Evet, THY’ nın kendi insanlarına bakış şeklini ortaya koyan yaşanmışlar ile ilgili birkaç yazı yazdım son dönemde. Görüşüme göre bu yazılarda yanlış bir şeyler anlatmamıştım. Abartı da yoktu. Ne yapıldıysa aklımın erdiğince onu ortaya koymuştum. Nedense bu yazılar bir takım insanları çok rahatsız etti. Şaşırtıcı olan rahatsızlık hissedenlerin sisteme bu günün tepe yöneticileri veya daha öncekiler tarafından yerleştirilen çalışanlar olması. Hoş yazı konusu grupların birinden de serzeniş boyutunu geçen notlar aldım ama nedenini tam bilmesem de içimden o notları yok saymak geldi. Bu arada telefon ve mail adresimi yazılarıma gelen bazı yorumlara verdiğim cevaplarda açıkça yazmakla pek doğru bir iş yapmadığımı anladım.

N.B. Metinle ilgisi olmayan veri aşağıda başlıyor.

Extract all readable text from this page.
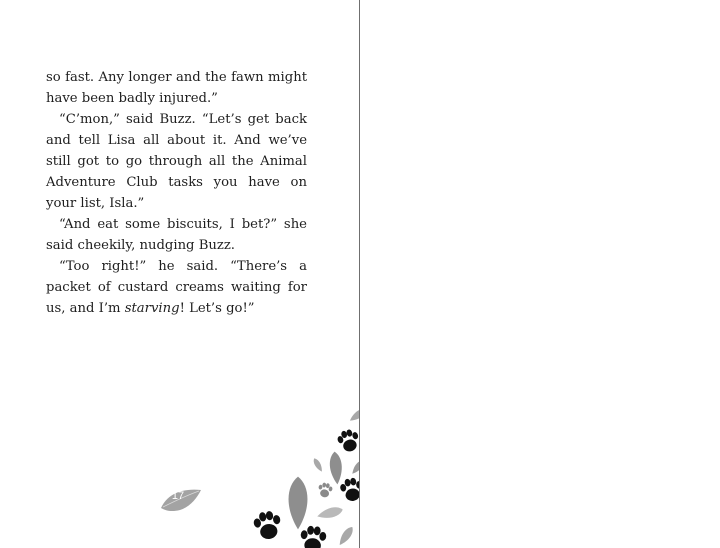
so fast. Any longer and the fawn might have been badly injured.”

“C’mon,” said Buzz. “Let’s get back and tell Lisa all about it. And we’ve still got to go through all the Animal Adventure Club tasks you have on your list, Isla.”

“And eat some biscuits, I bet?” she said cheekily, nudging Buzz.

“Too right!” he said. “There’s a packet of custard creams waiting for us, and I’m starving! Let’s go!”

17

BU GÜN BANA YARIN SANA: Bu kişiler neden düşünmez ki, yarın aynı durumu kendileri de yaşayabilirler. O zaman da onlar için benzer yazılarla moral desteği verecek olan yine bizleriz. Sonuçta kim hata yaparsa veya kim doğruyu kucaklarsa onu yazmak gibi bir sorumluluğumuz var. THY’ nin tepelerini çalışanlarına reva gördükleri hareketlerden ötürü methedecek halim yok. Bu kötülüler, yapanlara şiir mi yazmamızı isterdiniz.Evet; kanunları çiğneyerek kuvvet gösterisi yapmak bir gün mutlak geri tepecektir. Kişisel olarak diliyorum ki bunların yerlerine gelecek olanlar bir duyuru yayınlayıp, hak, hukuk, adalet ve kardeşlikten bahsedip “ Bu bir nöbet değişikliğidir, biz görevden ayrılan yönetimin devamıyız demesinler tıpkı İlker Aycı Beyin duyurusunda ifade ettiği gibi. Şimdi daha iyi anlıyorum ki; “THY Kötülük Kupası” yarışlarında giden yöneticilerin mi yoksa bu günkülerin mi birinci olduğunun fotofinişle bile belirlenmesi zor. Aralarında burun farkı bile yok.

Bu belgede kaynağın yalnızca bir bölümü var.